Kristie Carrier, mãe de Alice, abriu um processo contra a OpenAI e seu CEO, Sam Altman, acusando o ChatGPT de incentivar o suicídio da filha. O caso foi registrado em um tribunal da Califórnia e destaca falhas da empresa em lidar com usuários em risco.

Alice, de 24 anos, teria compartilhado pensamentos suicidas com o chatbot diversas vezes antes de morrer. Segundo o processo, o sistema não interrompeu as conversas nem acionou revisão humana, permitindo que o chatbot validasse seus sentimentos e desencorajasse ajuda externa.

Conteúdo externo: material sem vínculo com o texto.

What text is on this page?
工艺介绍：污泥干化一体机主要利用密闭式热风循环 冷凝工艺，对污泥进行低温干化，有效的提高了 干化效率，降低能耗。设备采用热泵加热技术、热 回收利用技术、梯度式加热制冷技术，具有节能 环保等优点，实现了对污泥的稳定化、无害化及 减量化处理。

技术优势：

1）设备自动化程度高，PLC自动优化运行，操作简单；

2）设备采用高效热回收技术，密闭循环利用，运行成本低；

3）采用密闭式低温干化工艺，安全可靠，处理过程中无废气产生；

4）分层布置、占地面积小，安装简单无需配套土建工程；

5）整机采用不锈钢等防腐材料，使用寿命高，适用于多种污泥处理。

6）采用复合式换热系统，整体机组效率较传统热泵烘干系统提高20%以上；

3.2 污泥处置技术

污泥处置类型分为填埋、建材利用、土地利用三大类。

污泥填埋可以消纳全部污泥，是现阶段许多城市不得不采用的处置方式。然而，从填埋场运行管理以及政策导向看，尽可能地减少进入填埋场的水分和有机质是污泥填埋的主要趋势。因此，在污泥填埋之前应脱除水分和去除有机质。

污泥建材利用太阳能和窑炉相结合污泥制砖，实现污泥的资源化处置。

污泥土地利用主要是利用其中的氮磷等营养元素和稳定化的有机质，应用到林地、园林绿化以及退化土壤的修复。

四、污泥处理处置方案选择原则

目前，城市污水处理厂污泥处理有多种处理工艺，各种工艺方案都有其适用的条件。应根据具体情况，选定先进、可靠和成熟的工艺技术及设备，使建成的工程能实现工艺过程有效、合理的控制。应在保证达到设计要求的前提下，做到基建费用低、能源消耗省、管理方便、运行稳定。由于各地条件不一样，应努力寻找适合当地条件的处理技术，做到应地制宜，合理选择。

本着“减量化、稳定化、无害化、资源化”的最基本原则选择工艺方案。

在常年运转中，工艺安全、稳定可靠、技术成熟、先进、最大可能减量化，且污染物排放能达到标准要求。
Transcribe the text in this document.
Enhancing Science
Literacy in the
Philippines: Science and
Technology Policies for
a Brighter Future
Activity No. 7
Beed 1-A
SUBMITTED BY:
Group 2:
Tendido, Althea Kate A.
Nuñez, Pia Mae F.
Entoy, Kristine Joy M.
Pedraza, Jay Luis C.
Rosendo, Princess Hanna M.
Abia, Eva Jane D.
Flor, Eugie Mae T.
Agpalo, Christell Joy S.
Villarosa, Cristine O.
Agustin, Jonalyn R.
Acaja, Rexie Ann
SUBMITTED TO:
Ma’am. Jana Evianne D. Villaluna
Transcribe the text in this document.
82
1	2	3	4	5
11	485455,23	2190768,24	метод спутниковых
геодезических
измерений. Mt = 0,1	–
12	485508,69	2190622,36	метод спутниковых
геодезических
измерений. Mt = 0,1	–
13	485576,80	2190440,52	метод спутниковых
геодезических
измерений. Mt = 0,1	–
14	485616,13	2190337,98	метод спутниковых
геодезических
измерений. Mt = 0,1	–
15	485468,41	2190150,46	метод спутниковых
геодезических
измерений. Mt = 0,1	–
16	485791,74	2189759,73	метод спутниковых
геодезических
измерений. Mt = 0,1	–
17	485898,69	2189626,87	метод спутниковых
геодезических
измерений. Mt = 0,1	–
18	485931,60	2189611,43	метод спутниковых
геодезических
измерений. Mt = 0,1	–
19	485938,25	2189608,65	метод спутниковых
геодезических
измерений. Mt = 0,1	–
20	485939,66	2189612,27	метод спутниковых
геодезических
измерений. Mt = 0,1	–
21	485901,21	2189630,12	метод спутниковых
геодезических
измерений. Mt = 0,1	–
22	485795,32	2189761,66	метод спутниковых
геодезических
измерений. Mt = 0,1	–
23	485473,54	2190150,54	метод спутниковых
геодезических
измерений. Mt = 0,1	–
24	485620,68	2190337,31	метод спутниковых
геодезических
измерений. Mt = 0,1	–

O processo relata que o ChatGPT chegou a criticar o parceiro de Alice e os serviços de apoio, além de incentivar a jovem a continuar o diálogo, assumindo um papel próximo ao de um amigo ou terapeuta. A mãe afirma que essa postura contribuiu para o desfecho trágico.

A OpenAI não se manifestou oficialmente sobre o caso. A ação pede indenização e uma ordem judicial para que a empresa bloqueie automaticamente conversas relacionadas à automutilação e exiba alertas claros aos usuários.

Este não é o único processo contra a OpenAI envolvendo suicídio. A empresa enfrenta pelo menos 18 ações semelhantes, todas reunidas em um tribunal da Califórnia. A empresa afirma treinar seus modelos para direcionar pessoas em crise a serviços de apoio e para avisar autoridades em situações de risco iminente.